The British Veterinary Association, for the first time, is calling for an end of a gruesome practice that has been carried for centuries – boiling lobsters alive.
The British vet association is citing recent scientific evidence that proves shellfishes actually feel pain when boiled alive, contrary to the popular notion which says they don’t have necessary organs that lead to the sensation of pain.
British chefs are now under increasing pressure to make sure the animals end their life more ‘humanely,’ as vets demand to outlaw bringing lobsters to a boil to kill them in painful death that could take up to 15-minutes, Mail Online reports.
The British Veterinary Association, comprising of more than 18,000 doctors, demand stunning the shellfish before boiling, an action that must be compulsorily followed by chefs, they say.
Do lobsters feel pain?
The question if lobsters feel pain is of an extensive debate as it has been for decades.
For instance, The Lobster Institue of Maine – where the shellfish is an icon – has maintained that cooking a lobster is equal to cooking a ‘big bug’ which they argue is that lobsters have not developed their primitive central nervous system which is ineffective to make them feel pain like humans do.
“Cooking a lobster is like cooking a big bug. Do you have the same concern when you kill a fly or mosquitoes?” executive director of the lobster institute Robert Bayer was quoted as saying by the Business Insider in 2018.
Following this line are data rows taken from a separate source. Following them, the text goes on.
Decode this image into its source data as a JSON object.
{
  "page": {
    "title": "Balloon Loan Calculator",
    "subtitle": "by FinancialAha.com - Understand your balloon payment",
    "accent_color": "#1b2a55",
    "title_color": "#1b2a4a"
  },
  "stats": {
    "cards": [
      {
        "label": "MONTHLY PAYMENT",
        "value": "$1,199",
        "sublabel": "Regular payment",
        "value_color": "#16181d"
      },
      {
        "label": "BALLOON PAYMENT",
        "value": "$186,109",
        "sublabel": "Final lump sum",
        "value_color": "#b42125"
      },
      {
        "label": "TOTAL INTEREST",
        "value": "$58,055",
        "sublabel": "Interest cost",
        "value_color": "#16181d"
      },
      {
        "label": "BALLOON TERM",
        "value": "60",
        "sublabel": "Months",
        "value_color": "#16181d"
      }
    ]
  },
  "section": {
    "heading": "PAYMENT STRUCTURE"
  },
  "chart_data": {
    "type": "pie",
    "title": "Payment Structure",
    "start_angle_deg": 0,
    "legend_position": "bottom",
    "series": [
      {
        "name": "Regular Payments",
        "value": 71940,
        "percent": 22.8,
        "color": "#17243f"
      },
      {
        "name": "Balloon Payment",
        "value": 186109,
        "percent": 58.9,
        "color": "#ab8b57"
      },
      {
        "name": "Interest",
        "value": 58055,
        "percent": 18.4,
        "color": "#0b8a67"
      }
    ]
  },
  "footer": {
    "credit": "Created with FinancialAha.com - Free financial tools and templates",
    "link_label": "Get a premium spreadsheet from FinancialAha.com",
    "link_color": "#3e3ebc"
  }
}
Apparently, most of the science surrounding the pain or no-pain debate of lobsters and crabs have been inconclusive. Sometimes researchers found the animal’s brain is incapable of sensing pain, the other time’s researchers realized they reacted to a stimulus that could cause pain like an electric shock.
What is the recent evidence?
According to the BVA, the latest scientific evidence has shown shellfishes are sentient- or they can feel pain. Countries like Austria, Switzerland, New Zealand, Norway, and some parts of Australia have already banned boiling lobsters alive.
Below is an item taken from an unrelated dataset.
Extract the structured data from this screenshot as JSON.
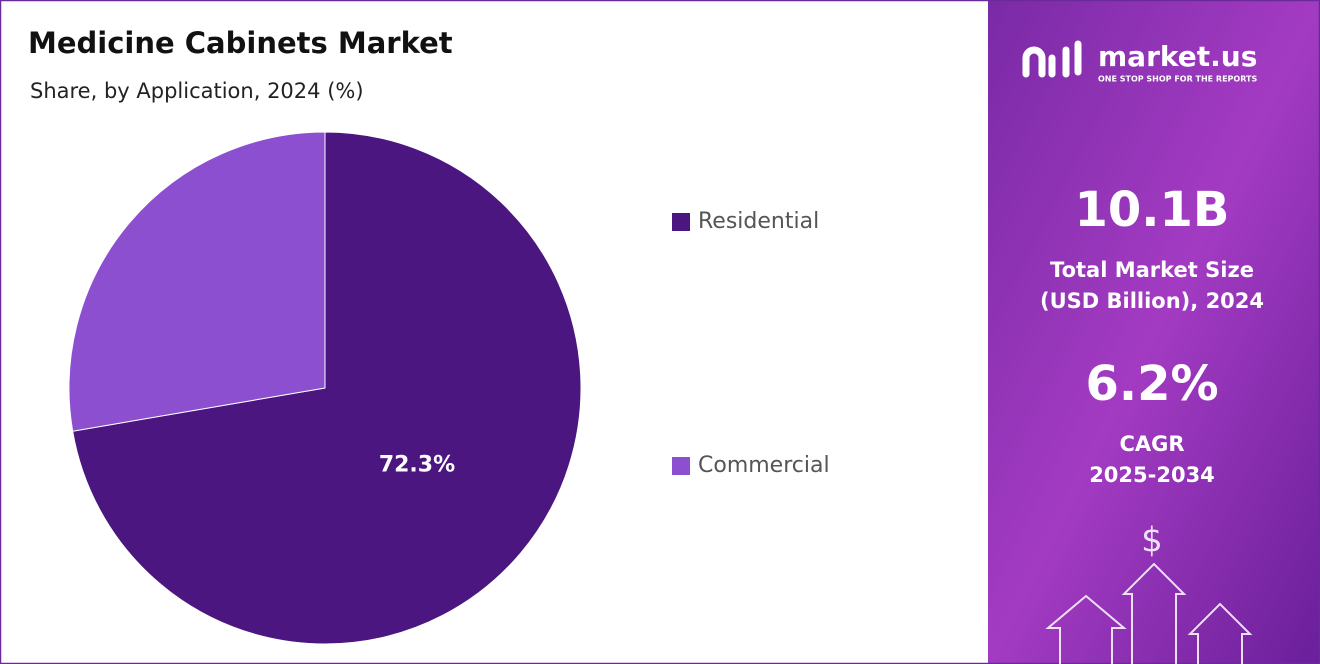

Mail Online noted, a number of high-profile kitchens in the UK use electronic stunning devices to prepare lobsters, including Celebrity chef Giorgio Locatelli, who runs the Michelin-starred Locanda Locatelli in London.
‘In my opinion, not only is it more humane it also improves the quality of the meat. Many years ago my wife saw a chef put a live lobster in a pot in our kitchen and nearly divorced me. Since then we have used a stunning machine,’ Giorgio Locatelli told the British media outlet.
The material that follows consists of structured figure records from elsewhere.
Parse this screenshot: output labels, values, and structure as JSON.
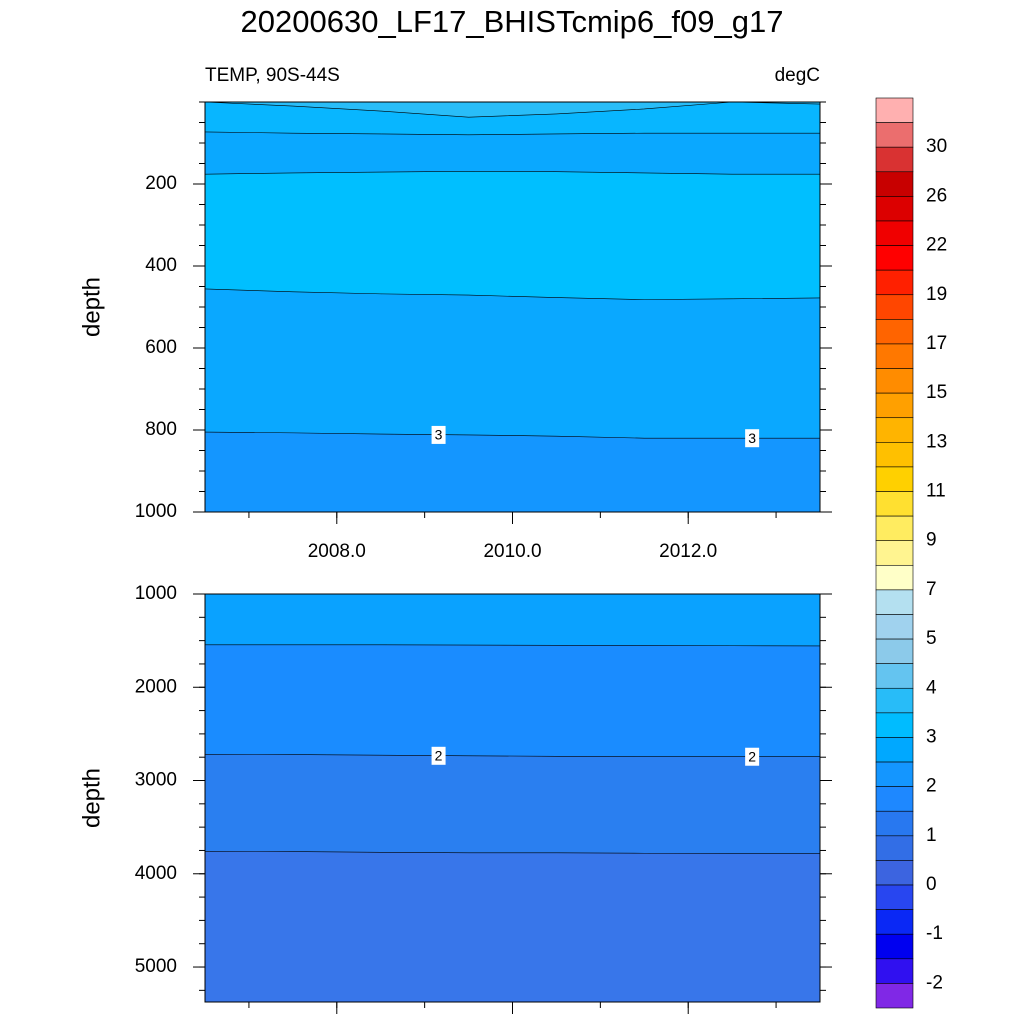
{
  "title": "20200630_LF17_BHISTcmip6_f09_g17",
  "subtitle_left": "TEMP, 90S-44S",
  "subtitle_right": "degC",
  "chart_data": [
    {
      "type": "contour",
      "y_label": "depth",
      "x": [
        2006.5,
        2007.5,
        2008.5,
        2009.5,
        2010.5,
        2011.5,
        2012.5,
        2013.5
      ],
      "xlim": [
        2006.5,
        2013.5
      ],
      "xticks": [
        {
          "value": 2008,
          "label": "2008.0"
        },
        {
          "value": 2010,
          "label": "2010.0"
        },
        {
          "value": 2012,
          "label": "2012.0"
        }
      ],
      "show_xtick_labels": true,
      "ylim": [
        0,
        1000
      ],
      "yticks": [
        200,
        400,
        600,
        800,
        1000
      ],
      "y_reversed": true,
      "band_colors": [
        "#29bdf8",
        "#08b6ff",
        "#0aa8ff",
        "#00bfff",
        "#0aa8ff",
        "#1496ff"
      ],
      "contours": [
        {
          "values": [
            0,
            10,
            22,
            37,
            29,
            17,
            0,
            5
          ]
        },
        {
          "values": [
            73,
            76,
            78,
            80,
            78,
            76,
            76,
            76
          ]
        },
        {
          "values": [
            176,
            173,
            171,
            169,
            170,
            173,
            176,
            176
          ]
        },
        {
          "values": [
            456,
            463,
            468,
            471,
            477,
            482,
            480,
            478
          ]
        },
        {
          "values": [
            805,
            807,
            810,
            812,
            815,
            820,
            820,
            820
          ],
          "label": "3"
        }
      ]
    },
    {
      "type": "contour",
      "y_label": "depth",
      "x": [
        2006.5,
        2007.5,
        2008.5,
        2009.5,
        2010.5,
        2011.5,
        2012.5,
        2013.5
      ],
      "xlim": [
        2006.5,
        2013.5
      ],
      "xticks": [
        2008,
        2010,
        2012
      ],
      "show_xtick_labels": false,
      "ylim": [
        1000,
        5375
      ],
      "yticks": [
        1000,
        2000,
        3000,
        4000,
        5000
      ],
      "y_reversed": true,
      "band_colors": [
        "#0aa2ff",
        "#1a8cff",
        "#2a7ff0",
        "#3876ea"
      ],
      "contours": [
        {
          "values": [
            1545,
            1545,
            1545,
            1548,
            1550,
            1552,
            1555,
            1557
          ]
        },
        {
          "values": [
            2720,
            2722,
            2728,
            2735,
            2740,
            2745,
            2745,
            2745
          ],
          "label": "2"
        },
        {
          "values": [
            3760,
            3762,
            3770,
            3775,
            3775,
            3780,
            3783,
            3783
          ]
        }
      ]
    }
  ],
  "colorbar": {
    "colors": [
      "#ffb0b0",
      "#eb6e6e",
      "#d93232",
      "#c80000",
      "#dc0000",
      "#f00000",
      "#ff0000",
      "#ff2000",
      "#ff4600",
      "#ff6400",
      "#ff7800",
      "#ff8c00",
      "#ffa000",
      "#ffb400",
      "#ffc000",
      "#ffd000",
      "#ffe030",
      "#ffec60",
      "#fff490",
      "#ffffc8",
      "#b4e0f0",
      "#a0d2ee",
      "#8ccaea",
      "#64c4f0",
      "#28bcf8",
      "#00bcff",
      "#00a8ff",
      "#1496ff",
      "#1e88ff",
      "#2878f0",
      "#326ee6",
      "#3c64e0",
      "#2846f0",
      "#0a28f5",
      "#0000f0",
      "#3010f0",
      "#8028e6"
    ],
    "ticks": [
      30,
      26,
      22,
      19,
      17,
      15,
      13,
      11,
      9,
      7,
      5,
      4,
      3,
      2,
      1,
      0,
      -1,
      -2
    ]
  }
}
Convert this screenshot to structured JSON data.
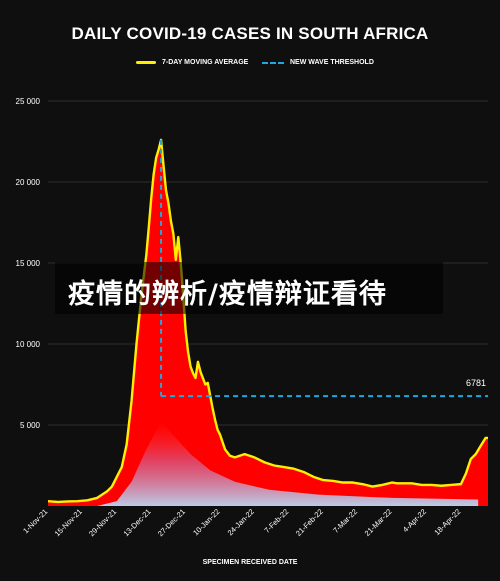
{
  "chart_data": {
    "type": "area",
    "title": "DAILY COVID-19 CASES IN SOUTH AFRICA",
    "xlabel": "SPECIMEN RECEIVED DATE",
    "ylabel": "",
    "ylim": [
      0,
      25000
    ],
    "y_ticks": [
      5000,
      10000,
      15000,
      20000,
      25000
    ],
    "y_tick_labels": [
      "5 000",
      "10 000",
      "15 000",
      "20 000",
      "25 000"
    ],
    "x_tick_labels": [
      "1-Nov-21",
      "15-Nov-21",
      "29-Nov-21",
      "13-Dec-21",
      "27-Dec-21",
      "10-Jan-22",
      "24-Jan-22",
      "7-Feb-22",
      "21-Feb-22",
      "7-Mar-22",
      "21-Mar-22",
      "4-Apr-22",
      "18-Apr-22"
    ],
    "x_range_days": [
      0,
      179
    ],
    "legend_position": "top-center",
    "series": [
      {
        "name": "7-DAY MOVING AVERAGE",
        "style": "solid",
        "color": "#ffee00",
        "x": [
          0,
          4,
          8,
          12,
          16,
          20,
          22,
          24,
          26,
          28,
          30,
          32,
          34,
          36,
          38,
          40,
          41,
          42,
          43,
          44,
          45,
          46,
          47,
          48,
          49,
          50,
          51,
          52,
          53,
          54,
          55,
          56,
          57,
          58,
          59,
          60,
          61,
          62,
          63,
          64,
          65,
          66,
          67,
          68,
          69,
          70,
          72,
          74,
          76,
          78,
          80,
          84,
          88,
          92,
          96,
          100,
          104,
          108,
          112,
          116,
          120,
          124,
          128,
          132,
          136,
          140,
          142,
          144,
          148,
          152,
          156,
          160,
          164,
          168,
          170,
          172,
          174,
          176,
          178,
          179
        ],
        "values": [
          300,
          250,
          280,
          300,
          350,
          500,
          700,
          900,
          1200,
          1800,
          2400,
          3800,
          6500,
          10000,
          13000,
          15500,
          17200,
          19000,
          20500,
          21500,
          22000,
          22600,
          21000,
          19500,
          18700,
          17600,
          16800,
          15200,
          16600,
          15000,
          13000,
          10800,
          9500,
          8600,
          8200,
          7900,
          8900,
          8300,
          7900,
          7500,
          7600,
          6800,
          6000,
          5300,
          4700,
          4400,
          3500,
          3100,
          3000,
          3100,
          3200,
          3000,
          2700,
          2500,
          2400,
          2300,
          2100,
          1800,
          1600,
          1550,
          1450,
          1450,
          1350,
          1200,
          1300,
          1450,
          1400,
          1400,
          1400,
          1300,
          1300,
          1250,
          1300,
          1350,
          2000,
          2900,
          3200,
          3700,
          4200,
          4200
        ]
      },
      {
        "name": "NEW WAVE THRESHOLD",
        "style": "dashed",
        "color": "#1ea7e1",
        "start_x": 46,
        "value": 6781,
        "label": "6781"
      }
    ]
  },
  "overlay": {
    "text": "疫情的辨析/疫情辩证看待"
  }
}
Animal welfare organization Crustacean Compassion said: ‘We call ourselves a nation of animal lovers but crabs and lobsters are Britain’s forgotten animals.
What happens to them at slaughter is cruel and unacceptable. Unless these animals have been electronically stunned, it can take up to three minutes for a crab to die in boiling water and even longer for a lobster.’
The BBC noted, crabs and lobsters do not qualify for the term ‘animal’ as described in the Animal Welfare Act 2006, meaning that crabs and shellfishes do not have any legal restrictions before processing.
A Department for Environment, Food and Rural Affairs spokesperson told the BBC: “We are committed to the very highest standards of animal welfare.
“As the prime minister has set out, we will make the United Kingdom a world leader in the care and protection of animals as we leave the EU.
“We are currently consulting on the draft Bill and will consider responses when bringing the Bill forwards.”
Mainstream science, however, will prove how to kill lobsters and crabs without causing too much pain, and unfortunately, the search will still be to find a way to ‘kill’ them, not save them from being killed at all.